I took hold of that wriggling little rotter as close to the head as I could, suppressed my gag reflex, and pulled. It wouldn’t let go. I tried again, retching, feeling the bug between the tweezers. Gross. It would not come out.

“Let me try,” said Cory, hunching over and pushing his glasses up on his nose. No go.

I tried again, this time with gusto, and pulled the wretched thing into pieces.

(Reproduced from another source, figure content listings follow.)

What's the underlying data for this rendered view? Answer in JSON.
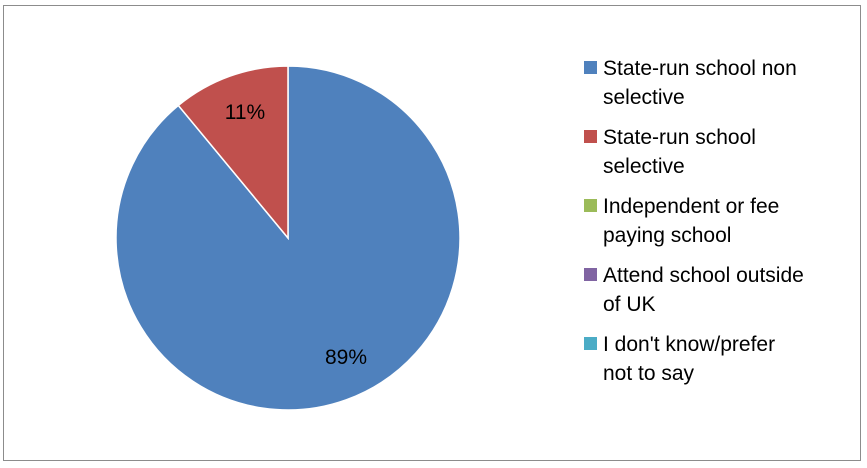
{
  "chart_data": {
    "type": "pie",
    "categories": [
      "State-run school non selective",
      "State-run school selective",
      "Independent or fee paying school",
      "Attend school outside of UK",
      "I don't know/prefer not to say"
    ],
    "values": [
      89,
      11,
      0,
      0,
      0
    ],
    "data_labels": [
      "89%",
      "11%",
      "",
      "",
      ""
    ],
    "colors": [
      "#4f81bd",
      "#c0504d",
      "#9bbb59",
      "#8064a2",
      "#4bacc6"
    ],
    "legend_placement": "right",
    "start_angle_degrees": 0,
    "direction": "clockwise"
  },
  "legend": {
    "items": [
      {
        "label": "State-run school non\nselective",
        "color": "#4f81bd"
      },
      {
        "label": "State-run school\nselective",
        "color": "#c0504d"
      },
      {
        "label": "Independent or fee\npaying school",
        "color": "#9bbb59"
      },
      {
        "label": "Attend school outside\nof UK",
        "color": "#8064a2"
      },
      {
        "label": "I don't know/prefer\nnot to say",
        "color": "#4bacc6"
      }
    ]
  }
}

Now, listen. I’m vegan and I believe all life is sacred. But ticks, man. Ticks can burn in hell.

As disgusted as I was, I felt relief when those nasty little legs stopped wriggling. But there was still more of its vile little demon body to remove. Cory took it from there while I dry heaved for the rest of the morning.

He went to his doctor and was prescribed two weeks of doxycycline, an antibiotic.

I’ve read that it takes 24-48 hours for the tick to transmit Lyme disease. Cory had been laying in the grass out in our yard right here in Glens Falls. He showered that night but it must have been running around his leg hair, avoiding the washcloth. I think we caught it early. He’s feeling okay.

I posted on Facebook: “PSA: Cory got a tick and now I’m scared of my yard.”

Friends shared their tick stories, right here in Glens Falls backyards. Forget plagues of locusts, frogs and boils. Ticks and Lyme, dude. It’s bad. My friends shared info on making homemade tick tubes out of permethrin, dryer lint and toilet paper tubes. Several friends suggested getting chickens to eat the ticks up.

Some recommended Grillo’s Essentials (a local client of mine who makes a roll-on insect repellant) or Avon’s Skin-So-Soft Bug Guard Plus that includes SPF 30 sunscreen. Some people said not to panic (my friend Carol Law Conklin has had eight bites this spring out in Washington County!), and others said we should have blood tests done and that the local doctors who give the proper antibiotics for Lyme are Dr. Reeves and Dr. Merrihew, and that Holly Ahern at SUNY Adirondack is a national expert. A friend who works for Nature’s Way offered a consultation on spraying our yard with essential oils.

For now, Cory feels fine and we’re trying to remember our repellant and check every night for ticks.

Little jerks.

This column ran in the June 14, 2018 edition of the Glens Falls Chronicle.